Natürlich gibt es keine einheitliche Paleo-Ernährung, daher sind nach Meinung einiger Anhänger einige Milchprodukte akzeptabel wie insbesondere auch Butter und Butterschmalz. Aber auch das sind Lebensmittel, welche nur sehr geringe Mengen an Laktose enthalten. Eine komplett laktosefreie Paleo-Ernährung unterscheidet sich also von einer Standard-Paleo-Ernährung nur minimal oder gar nicht. Auch bei der Paleo-Ernährung ist aber demzufolge die Calciumzufuhr ein Thema, welches von zahlreichen Autoren thematisiert wird. Die Lösungsansätze hierbei sind vielfältig.

Neben den Lebensmittelgruppen an sich ist auch insbesondere die Qualität für Anhänger der Paleo-Ernährung wichtig. Besonders deutlich wird dies beim Fleisch. Hier sind für Paleo-Anhänger eigentlich alle Arten von verarbeitenden Fleischprodukten Tabu. Also Salami, Wiener, Schinken, anderer Aufschnitt und vieles mehr. Beim unverarbeiteten Fleisch sollte möglichst auf die Weidehaltung geachtet werden, also beispielsweise Rinder, welche eben nicht Kraftfutter und Körner in Ställen bekommen, sondern Rinder, welche auf der Weide grasen. Diese Weidehaltung ist nicht mal bei Bio-Erzeugnissen vorgeschrieben, ganz im Gegenteil. Auch bei Bio-Rindfleisch ist eher die Haltung im Stall die Regel. In Deutschland teilweise aufgrund des Klimas gar nicht anders möglich. Die Ansprüche, möglichst nur unverarbeitetes Fleisch aus Weidehaltung zu essen, sind dementsprechend hoch.

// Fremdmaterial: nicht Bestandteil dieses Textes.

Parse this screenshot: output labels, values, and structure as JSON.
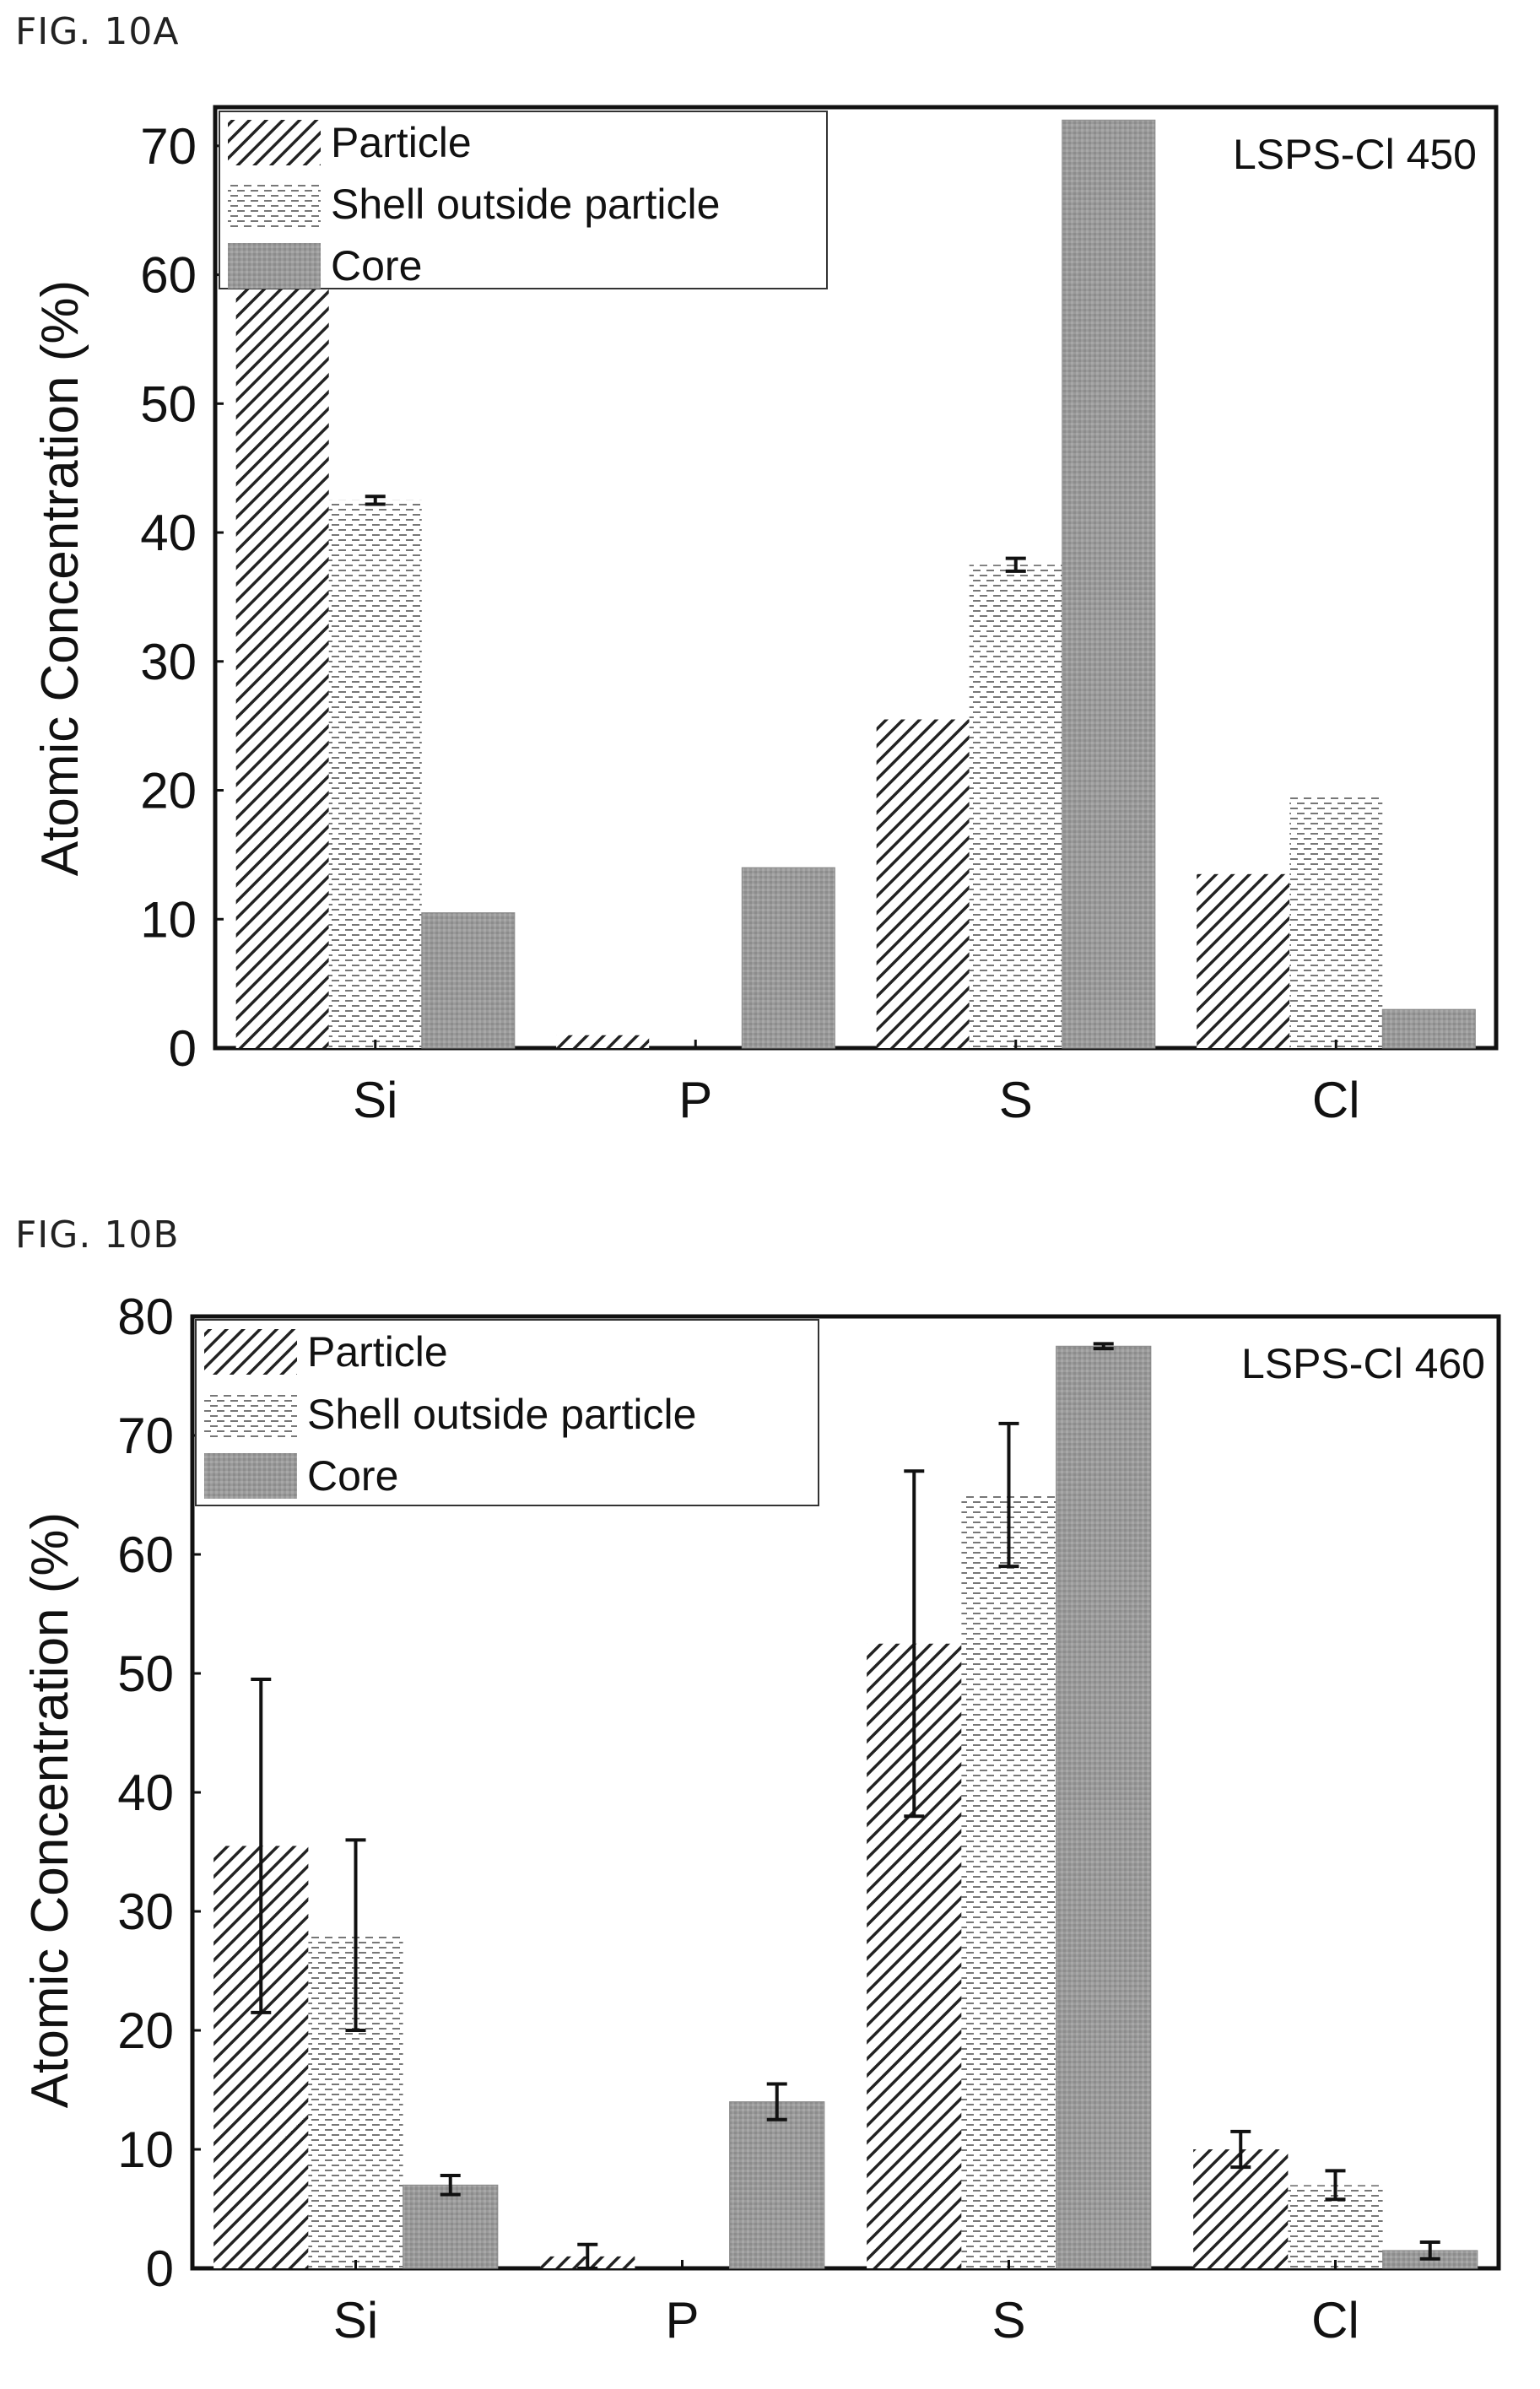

Eine gute und komplette Übersicht zum Thema Paleo findet man im Buch „Alles beginnt mit dem Essen“ von Melissa und Dallas Hartwig*. Das Buch hat mir insbesondere gefallen, weil es praktisch geschrieben ist und gleich einen Leitfaden an die Hand gibt, anhand dessen man sich orientieren kann. Nicht nur die Theorie.

Fazit

Unzweifelhaft sind Milch und Milchprodukte ein wesentlicher Bestandteil der westlichen Ernährung. Wenn man die Diagnose Laktoseintoleranz bekommt, mag man also erst mal etwas daran verzweifeln, wie man nun seinen Alltag umstellen kann und muss. Doch gerade die zwei größten Ernährungstrends der letzten Jahre kommen einer laktosefreien Ernährung sehr entgegen. Ich habe mich dabei auch nicht gleich für die eine oder andere Form entschieden, welche sich zum Teil ja auch ausschließen. Gerade wenn man beides mal probiert hat, findet man den optimalen Mittelweg ohne dabei die meisten Milch oder Milchprodukte überhaupt zu vermissen. Beiden Ernährungsformen gemein ist der weitgehende Verzicht auf verarbeitete Lebensmittel und Zucker. Ebenso sind bei Paleo wie auch bei einer WFPB-Diät Gemüsesorten aller Art mengenmäßiger Schwerpunkt der Mahlzeit.